After the film’s release, Swank became the spokesperson for The Hetrick-Martin Institute, one of the nation’s largest LGBTQ youth services organizations. It wasn’t a position that Swank took up passively, and over the ten years she held that position, she worked to help find a home for New York’s Harvey Milk High School, a public high school catering to at-risk LGBTQ youth.
“There are so many hate crimes that are still occurring in the world, not just in our country, that people weren’t even aware of until [‘Boys Don’t Cry’] was made,” Swank said. “At the same time, Matthew Shepard and the horrendous crimes against him were like blips in the news here and there. But with that movie, they became more of a conversation.”
Boys Don’t Cry began the conversation, and it was directed by a lesbian cis woman (much like Paris Is Burning), but in recent years, some people in the trans community (activists and critics) have talked about the erasure the film perpetuates despite its good intentions.
Back in 2019, on a visit to Reed College, the filmmaker was greeted with protests.
“I think in some ways it’s been criticized and in others it hasn’t. And I think if people knew the outpouring of letters and people on the streets who have come up to me in tears, thanking me for telling their story,” Swank told IndieWire. After a pause, she added: “I hold on to that. That’s important to me, and to be that spokesperson for that amount of time. I’m happy that times are evolving and changing and that people are getting the opportunity to tell their own stories.”

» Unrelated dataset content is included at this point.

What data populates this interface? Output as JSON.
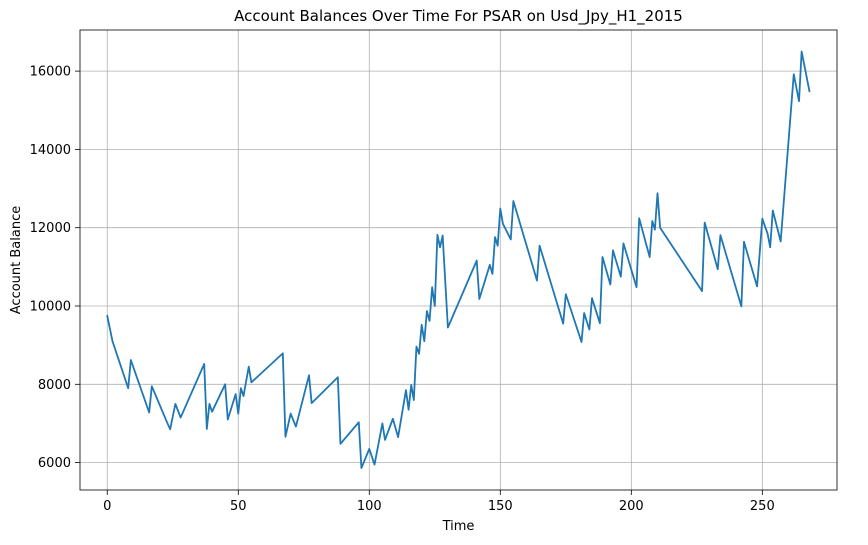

Swank talked about this after Scarlett Johansson dropped out of the film Rub and Tug, in which the Marvel actress was supposed to be playing a trans man, and when criticism was made, ScarJo said, “Tell them that they can be directed to Jeffrey Tambor, Jared Leto, and Felicity Huffman’s reps for comment.” Despite not being mentioned by name, Swank was asked to comment.
Pink News quoted her as saying: “The important thing to remember is people are wanting to be seen for who they are, and people are fighting for their space in the world. That I understand […] I do think it can be a slippery slope, because I don’t think anyone should be pigeonholed. And I do think that all genders should have an opportunity to be an actor and tell their stories. And I think that all genders should have the opportunity to audition for all types of roles.”
Swank’s response is expected; she’s proud of the movie, and it was groundbreaking in many ways at the time, but times have changed, and while she should absolutely hold on to the meaning it had for her and others, we have to make space for the voices of those in the trans community.
Boys Don’t Cry is an important movie, and it did help tell trans stories, but now we live in a Pose world where we are saying that trans people should, finally, be able to be the ones to tell their own stories. That instead of calling cis actors “brave” for bringing these stories to screen, we can put that praise onto actual trans people who have not only lived this reality, but have turned that pain into their own art and narratives.